Un recuerdo emergió súbitamente: Damián enseñándome a moverme en la oscuridad durante nuestro tiempo en Afganistán. "Usa todos tus sentidos", me había dicho. "La vista es solo uno de ellos, y a menudo el menos fiable".
Cerré los ojos, concentrándome en los sonidos. Los pasos se habían detenido. Luego, un murmullo, palabras intercambiadas en un idioma que reconocí como árabe dialectal. Al menos dos personas, posiblemente tres.
—La bifurcación —susurré apenas audiblemente—. A nuestra izquierda.
Sentí la sorpresa de Damián en la forma en que su cuerpo se tensó aún más.
—¿Estás segura?
—Confía en mí —respondí, usando deliberadamente sus propias palabras contra él.

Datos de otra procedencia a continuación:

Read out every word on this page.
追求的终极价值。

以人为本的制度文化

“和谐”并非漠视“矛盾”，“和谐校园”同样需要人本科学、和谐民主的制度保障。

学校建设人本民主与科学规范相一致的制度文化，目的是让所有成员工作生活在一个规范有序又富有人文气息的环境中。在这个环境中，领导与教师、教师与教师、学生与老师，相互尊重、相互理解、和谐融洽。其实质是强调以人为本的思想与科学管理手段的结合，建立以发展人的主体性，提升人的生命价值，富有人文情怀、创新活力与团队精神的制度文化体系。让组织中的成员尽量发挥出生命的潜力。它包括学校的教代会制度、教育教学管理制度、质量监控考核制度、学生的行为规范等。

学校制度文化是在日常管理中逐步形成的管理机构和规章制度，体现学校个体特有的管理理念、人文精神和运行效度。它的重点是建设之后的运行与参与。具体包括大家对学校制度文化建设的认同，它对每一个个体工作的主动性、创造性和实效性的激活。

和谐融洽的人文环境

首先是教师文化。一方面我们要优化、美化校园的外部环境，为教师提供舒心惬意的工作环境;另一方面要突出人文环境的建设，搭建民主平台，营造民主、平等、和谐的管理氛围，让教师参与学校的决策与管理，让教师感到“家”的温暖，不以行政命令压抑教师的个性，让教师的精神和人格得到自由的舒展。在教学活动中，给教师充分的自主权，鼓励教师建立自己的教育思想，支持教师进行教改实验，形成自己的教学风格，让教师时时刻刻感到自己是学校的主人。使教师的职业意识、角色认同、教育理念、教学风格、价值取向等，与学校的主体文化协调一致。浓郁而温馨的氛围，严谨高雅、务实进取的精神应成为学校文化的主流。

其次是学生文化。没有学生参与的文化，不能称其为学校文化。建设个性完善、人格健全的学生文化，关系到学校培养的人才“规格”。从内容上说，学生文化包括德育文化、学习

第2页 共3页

Sin esperar respuesta, me deslicé silenciosamente hacia donde había detectado la apertura, guiándome por el tacto y la memoria espacial. Damián me siguió, su presencia una sombra constante a mi espalda. Encontré la hendidura con mis manos, confirmando mi intuición: un pasadizo estrecho, apenas lo suficiente para que pasáramos de costado.
Nos adentramos justo cuando una luz débil comenzaba a iluminar el túnel principal. Voces airadas, órdenes ladradas en árabe. Nos habían seguido, tal como temía.

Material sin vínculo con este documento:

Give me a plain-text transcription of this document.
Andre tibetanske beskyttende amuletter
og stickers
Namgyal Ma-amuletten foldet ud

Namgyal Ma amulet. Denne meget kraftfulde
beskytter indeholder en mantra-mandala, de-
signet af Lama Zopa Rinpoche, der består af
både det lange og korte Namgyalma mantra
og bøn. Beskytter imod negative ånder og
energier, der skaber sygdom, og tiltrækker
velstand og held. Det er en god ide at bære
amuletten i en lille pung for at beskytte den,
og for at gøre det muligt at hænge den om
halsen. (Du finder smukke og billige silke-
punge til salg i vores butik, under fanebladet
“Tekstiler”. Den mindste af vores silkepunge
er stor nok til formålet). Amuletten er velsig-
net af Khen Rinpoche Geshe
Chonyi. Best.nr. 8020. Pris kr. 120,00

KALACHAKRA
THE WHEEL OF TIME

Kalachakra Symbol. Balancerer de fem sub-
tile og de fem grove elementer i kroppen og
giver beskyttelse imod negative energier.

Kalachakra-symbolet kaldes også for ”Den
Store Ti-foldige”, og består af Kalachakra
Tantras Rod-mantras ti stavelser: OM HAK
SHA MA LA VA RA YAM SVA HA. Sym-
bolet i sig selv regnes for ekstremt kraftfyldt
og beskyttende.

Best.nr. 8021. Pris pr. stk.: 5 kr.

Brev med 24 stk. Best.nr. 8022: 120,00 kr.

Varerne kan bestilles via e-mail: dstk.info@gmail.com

El pasadizo secundario descendía bruscamente. Avanzamos a ciegas, guiándonos por las paredes húmedas. Cada paso era un acto de fe, cada respiración un ejercicio de control. Después de lo que pareció una eternidad, Damián encendió nuevamente la linterna, revelando que el túnel se ensanchaba en una pequeña cámara natural.

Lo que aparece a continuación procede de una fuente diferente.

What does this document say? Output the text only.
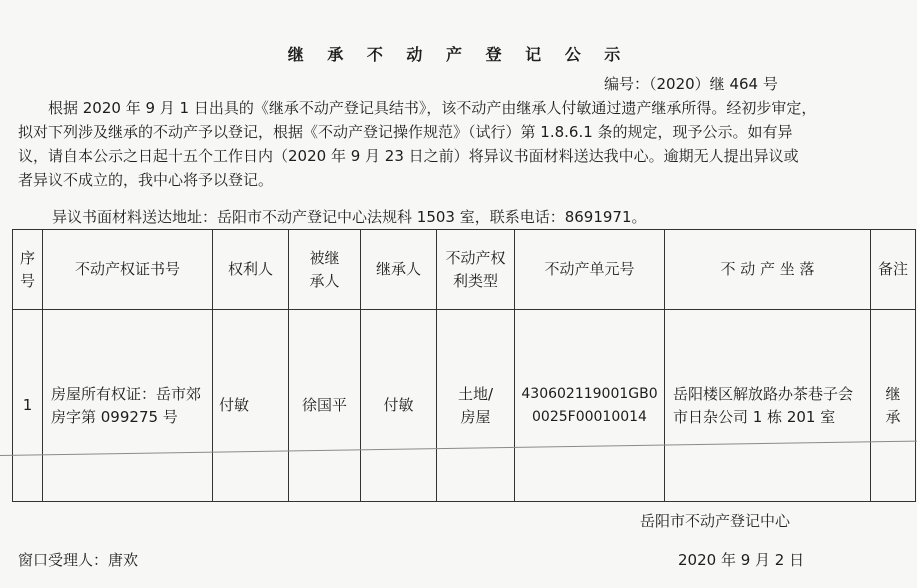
继 承 不 动 产 登 记 公 示
编号：（2020）继 464 号

　　根据 2020 年 9 月 1 日出具的《继承不动产登记具结书》，该不动产由继承人付敏通过遗产继承所得。经初步审定，
拟对下列涉及继承的不动产予以登记，根据《不动产登记操作规范》（试行）第 1.8.6.1 条的规定，现予公示。如有异
议，请自本公示之日起十五个工作日内（2020 年 9 月 23 日之前）将异议书面材料送达我中心。逾期无人提出异议或
者异议不成立的，我中心将予以登记。

异议书面材料送达地址：岳阳市不动产登记中心法规科 1503 室，联系电话：8691971。
序号	不动产权证书号	权利人	被继承人	继承人	不动产权利类型	不动产单元号	不 动 产 坐 落	备注
1	房屋所有权证：岳市郊房字第 099275 号	付敏	徐国平	付敏	土地/房屋	430602119001GB00025F00010014	岳阳楼区解放路办茶巷子会市日杂公司 1 栋 201 室	继承
岳阳市不动产登记中心
窗口受理人：唐欢	2020 年 9 月 2 日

—Impresionante —murmuró, estudiándome con una expresión que no supe interpretar—. Tu instinto sigue siendo excepcional.
—No es instinto —respondí, recuperando el aliento—. Es observación y análisis. Mi trabajo.
—Tu don —corrigió, y por un momento vi en sus ojos algo parecido al orgullo—. Siempre fuiste mejor que cualquiera de nosotros para detectar lo que otros pasaban por alto.
El cumplido me descolocó. Este era el Damián que había conocido antes, el que me había entrenado, el que había creído en mis capacidades cuando nadie más lo hacía. No el hombre que me había traicionado en Estambul.
—¿Quiénes son? —pregunté, cambiando de tema—. ¿Los mismos de antes?
—No —respondió, revisando su arma con movimientos precisos—. Estos son locales. Mercenarios contratados para rastrear y eliminar.
—¿Eliminar? —La palabra quedó suspendida entre nosotros.
—A ti, principalmente —dijo con una franqueza brutal—. Yo soy solo un obstáculo en su camino.
La realidad de nuestra situación me golpeó con renovada fuerza. No era solo una periodista atrapada en territorio hostil; era un objetivo específico. Alguien quería silenciarme permanentemente.
—Por lo que descubrí —concluí, conectando los puntos—. La información sobre la red de tráfico de armas.
Damián asintió lentamente.
—Has removido un avispero, Elena. Y las avispas están furiosas.
Me apoyé contra la pared, sintiendo el peso de cada decisión que me había llevado hasta este momento. La investigación que había iniciado meses atrás, las fuentes que había cultivado cuidadosamente, los riesgos calculados que había tomado. Todo para exponer una verdad que algunos preferían mantener enterrada.
—No me arrepiento —dije finalmente—. Si vamos a morir aquí, que sea por algo que valga la pena.
Una sonrisa genuina iluminó el rostro de Damián, transformándolo por completo.
—Esa es la Elena que conozco —dijo, y por un instante, solo un instante, volví a sentir aquella conexión que alguna vez nos había unido—. Y no vamos a morir aquí. No mientras yo pueda evitarlo.
Quise creerle. A pesar de todo, quise creer que el hombre que una vez había confiado en mí seguía ahí, bajo capas de secretos y decisiones cuestionables. Pero la experiencia me había enseñado una dura lección: en este mundo, la confianza es un lujo que no podía permitirme.
Cada paso con Damián era caminar sobre hielo fino. Cada palabra compartida, cada mirada intercambiada, era un riesgo. No solo físico, sino emocional. Porque lo más peligroso no eran los hombres que nos perseguían, sino la posibilidad de volver a confiar en él... y volver a equivocarme.